Design User Experience and Usability: Think Beyond the Tools

“I noticed you can make wireframes, but I didn’t see any personas in your portfolio,” said a hiring manager. “Can you do personas? Our client would really like to see personas and user flows.”

Are we doing a disservice by favoring and hiring people based on the tools they can showcase in their portfolios rather than on their ability to navigate and overcome today’s challenges?

 

Too many tools, acquired too quickly

There seems to be an overabundance of non-accredited institutions offering 10-week or immersive one-week courses in which non-design professionals can receive a design certificate—plus the promise of obtaining the knowledge needed to create usable documents for software development.

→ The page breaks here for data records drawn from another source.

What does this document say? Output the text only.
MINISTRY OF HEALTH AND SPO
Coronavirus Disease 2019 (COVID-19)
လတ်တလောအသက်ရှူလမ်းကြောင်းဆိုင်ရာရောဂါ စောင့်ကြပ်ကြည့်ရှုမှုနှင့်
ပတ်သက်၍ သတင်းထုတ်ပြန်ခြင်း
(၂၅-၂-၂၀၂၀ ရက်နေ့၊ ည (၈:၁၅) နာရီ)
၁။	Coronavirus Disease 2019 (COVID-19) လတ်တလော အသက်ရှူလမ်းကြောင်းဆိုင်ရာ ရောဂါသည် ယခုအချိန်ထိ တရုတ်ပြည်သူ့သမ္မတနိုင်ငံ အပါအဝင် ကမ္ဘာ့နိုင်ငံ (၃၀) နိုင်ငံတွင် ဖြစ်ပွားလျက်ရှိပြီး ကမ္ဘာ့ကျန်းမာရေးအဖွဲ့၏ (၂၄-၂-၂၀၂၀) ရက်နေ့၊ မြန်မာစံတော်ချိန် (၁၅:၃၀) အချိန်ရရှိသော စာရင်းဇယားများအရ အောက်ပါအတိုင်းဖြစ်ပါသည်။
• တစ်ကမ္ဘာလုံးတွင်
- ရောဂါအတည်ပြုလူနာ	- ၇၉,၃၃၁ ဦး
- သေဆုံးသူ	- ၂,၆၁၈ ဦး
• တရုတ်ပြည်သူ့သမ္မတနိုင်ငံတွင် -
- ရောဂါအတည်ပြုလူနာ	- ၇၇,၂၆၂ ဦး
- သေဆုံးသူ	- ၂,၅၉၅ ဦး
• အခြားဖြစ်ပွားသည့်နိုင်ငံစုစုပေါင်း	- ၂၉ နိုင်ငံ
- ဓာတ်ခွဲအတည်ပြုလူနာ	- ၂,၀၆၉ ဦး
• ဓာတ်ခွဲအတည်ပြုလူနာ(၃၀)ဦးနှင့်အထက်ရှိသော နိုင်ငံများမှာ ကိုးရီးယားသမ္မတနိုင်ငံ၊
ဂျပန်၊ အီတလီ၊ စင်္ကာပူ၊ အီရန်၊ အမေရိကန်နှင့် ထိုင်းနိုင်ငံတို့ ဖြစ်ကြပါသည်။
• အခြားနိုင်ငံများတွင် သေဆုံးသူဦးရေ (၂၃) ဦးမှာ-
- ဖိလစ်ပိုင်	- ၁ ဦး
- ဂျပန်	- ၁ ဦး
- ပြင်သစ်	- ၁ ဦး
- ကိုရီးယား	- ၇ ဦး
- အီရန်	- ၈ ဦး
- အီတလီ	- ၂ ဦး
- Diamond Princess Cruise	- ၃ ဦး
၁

Teaching students a series of tools through 40 hours of classroom experience is the equivalent of attending a design conference over a long weekend and expecting to switch jobs on Monday. Few professionals are capable of making this leap, and the ones who could actually do this most likely already possess a strong analytical or creative background, anyway.

It is not the tool that makes the designer, but the ability to think quickly and explore the possibilities. It is, as Tim Brown covers in his book Change by Design, “talent for balancing technical, commercial, and human considerations.”

 

A tool is only as effective as the mind that wields it

I’d like to propose a 10-week course on curiosity, exploration, and iteration instead of a watch-and-repeat tutorial of industry tools. This would yield a far superior and more agile labor force. With this kind of training, students would have the confidence to develop new perspectives, build a new set of tools, and redefine the needs of the target industry. In other words, a course that teaches them how to think, rather than regurgitate.

Do tools have a purpose? Absolutely: tools serve as the vehicle to evaluate, communicate, and present ideas in a concrete manner. But tools also create boundaries. Ideas should always precede the tool, and as designers, it is our duty not to let the tools confine our curiosity and thinking.